Dans le cas de figure précité, la testatrice peut cependant aussi limiter l’héritage de son conjoint et de leur fils à leur part réservataire et attribuer l’entier de la quotité disponible à sa fille (exemple 2), qui aura donc droit aux 5 ⁄8 de l’héritage. On peut bien entendu imaginer que la testatrice limite le droit de sa fille à sa part réservataire et attribue le huitième ainsi libéré à son fils.

Plus de part réservataire pour le conjoint en cas de procédure de divorce

La révision donne par ailleurs la possibilité au testateur de prévoir, dans ses dispositions pour cause de mort, l’exclusion de son ou sa conjoint·e du cercle des héritiers si une demande de divorce par consentement mutuel a été déposée ou si une procédure de divorce est en cours après une séparation d’une durée de deux ans. Les époux restent héritiers légaux l’un envers l’autre également après le dépôt de la demande de divorce, mais ils n’ont plus de part réservataire dans les conditions susmentionnées.

Incertitude faute de dispositions transitoires

La révision de la loi ne contient pas de nouvelles dispositions transitoires, pouvant créer des conflits en cas de testament ou pacte successoral (existant) qui prévoit la limitation de l’héritage aux parts réservataires ou des droits de jouissance. Prenons l’exemple d’une testatrice veuve ayant deux filles. Dans son testament établi en 2008, elle écrit : « Je limite l’héritage de mes deux filles à leur part réservataire. Le reste de mon héritage ira à la Garde aérienne suisse de sauvetage (Rega). » Ce testament a été écrit à un moment où la réduction des parts réservataires n’était pas connue. Dans ce cas, il faudra déterminer par interprétation si la testatrice voulait attribuer positivement l’ancienne réserve légale ( 3 ⁄8 chacune) à ses deux filles ou leur laisser le minimum légal.

Dans le second cas, les filles hériteraient chacune d’un quart de la succession. Deuxième exemple : le testateur a pour seuls héritiers son épouse et son père. Dans son testament de 2008, il écrit : « Je souhaite favoriser mon épouse. Je limite donc l’héritage de mon père à sa part réservataire.
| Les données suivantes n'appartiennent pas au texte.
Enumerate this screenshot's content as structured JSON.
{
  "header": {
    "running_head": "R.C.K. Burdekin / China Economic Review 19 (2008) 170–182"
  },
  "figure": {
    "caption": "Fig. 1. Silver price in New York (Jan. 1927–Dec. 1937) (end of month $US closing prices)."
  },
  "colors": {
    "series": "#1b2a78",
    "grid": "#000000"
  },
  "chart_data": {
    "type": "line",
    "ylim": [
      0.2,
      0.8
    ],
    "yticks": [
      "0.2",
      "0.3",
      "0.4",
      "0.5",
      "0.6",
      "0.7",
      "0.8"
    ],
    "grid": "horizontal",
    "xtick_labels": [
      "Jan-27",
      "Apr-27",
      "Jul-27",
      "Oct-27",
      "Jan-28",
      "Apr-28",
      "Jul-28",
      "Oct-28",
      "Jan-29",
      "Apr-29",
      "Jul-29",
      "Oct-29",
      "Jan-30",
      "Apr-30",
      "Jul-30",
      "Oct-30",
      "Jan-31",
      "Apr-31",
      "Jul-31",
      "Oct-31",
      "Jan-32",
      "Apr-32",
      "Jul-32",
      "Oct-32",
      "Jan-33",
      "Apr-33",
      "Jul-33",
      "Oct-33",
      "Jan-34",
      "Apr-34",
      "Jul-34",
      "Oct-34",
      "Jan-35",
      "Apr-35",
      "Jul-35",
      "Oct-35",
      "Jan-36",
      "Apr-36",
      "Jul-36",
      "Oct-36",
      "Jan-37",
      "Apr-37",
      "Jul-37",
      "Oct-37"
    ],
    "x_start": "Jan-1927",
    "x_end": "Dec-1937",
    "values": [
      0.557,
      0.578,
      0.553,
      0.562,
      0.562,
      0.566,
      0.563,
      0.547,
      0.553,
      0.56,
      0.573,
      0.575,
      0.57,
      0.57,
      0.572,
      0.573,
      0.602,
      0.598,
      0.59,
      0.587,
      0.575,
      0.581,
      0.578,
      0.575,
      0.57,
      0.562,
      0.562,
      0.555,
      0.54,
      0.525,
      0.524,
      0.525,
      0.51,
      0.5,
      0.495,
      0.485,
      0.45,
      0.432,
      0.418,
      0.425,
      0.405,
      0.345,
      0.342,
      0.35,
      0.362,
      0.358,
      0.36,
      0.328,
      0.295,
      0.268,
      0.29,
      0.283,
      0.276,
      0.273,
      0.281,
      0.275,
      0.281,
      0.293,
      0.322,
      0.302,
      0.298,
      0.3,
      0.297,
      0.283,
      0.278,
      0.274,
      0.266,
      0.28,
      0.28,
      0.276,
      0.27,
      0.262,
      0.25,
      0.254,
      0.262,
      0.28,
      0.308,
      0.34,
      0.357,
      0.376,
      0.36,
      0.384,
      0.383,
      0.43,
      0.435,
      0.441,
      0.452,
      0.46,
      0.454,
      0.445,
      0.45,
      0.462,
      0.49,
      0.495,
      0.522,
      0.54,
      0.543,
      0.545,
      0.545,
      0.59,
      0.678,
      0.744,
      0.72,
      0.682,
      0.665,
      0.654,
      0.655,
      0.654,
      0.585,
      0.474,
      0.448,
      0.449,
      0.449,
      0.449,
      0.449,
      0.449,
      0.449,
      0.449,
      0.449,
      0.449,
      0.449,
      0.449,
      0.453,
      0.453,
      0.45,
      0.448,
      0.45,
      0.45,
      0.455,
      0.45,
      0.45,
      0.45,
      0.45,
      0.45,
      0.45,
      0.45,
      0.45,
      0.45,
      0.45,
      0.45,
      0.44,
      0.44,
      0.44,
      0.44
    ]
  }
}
Mon épouse recevra ainsi la quotité disponible en plus de sa part héréditaire légale. » Dans ce cas, il faudra se demander si le père héritera du huitième de la succession, conformément aux dernières volontés du testateur, ou si l’épouse héritera de la totalité de la succession.

Formuler une réserve expresse pour garder sa liberté de disposer

La loi procède à une importante clarification s’agissant du lien entre les engagements pris par pacte successoral et les donations ultérieures. Le nouveau droit prévoit ainsi qu’après la conclusion d’un pacte successoral, seuls des cadeaux occasionnels usuels peuvent être faits. Les libéralités importantes, telles que les transferts de patrimoine sans contrepartie adéquate, peuvent être contestées par les héritiers institués.

Après la conclusion d’un pacte successoral, la possibilité d’effectuer des libéralités sera restreinte.

Si, après la conclusion d’un pacte successoral, le testateur souhaite continuer à disposer librement de ses biens de son vivant, il doit expressément s’en réserver le droit dans ledit pacte. En effet, la révision de la loi réduit la possibilité d’effectuer des libéralités après la conclusion d’un pacte successoral.

Sous le droit encore en vigueur, l’expression d’une telle réserve n’est pas nécessaire pour les libéralités entre vifs. Ainsi, on ne sait pas clairement ce qui est valable pour les pactes successoraux déjà conclus ne comportant pas une clause de ce type. Il est donc vivement recommandé de vérifier les testaments ou pactes successoraux déjà établis.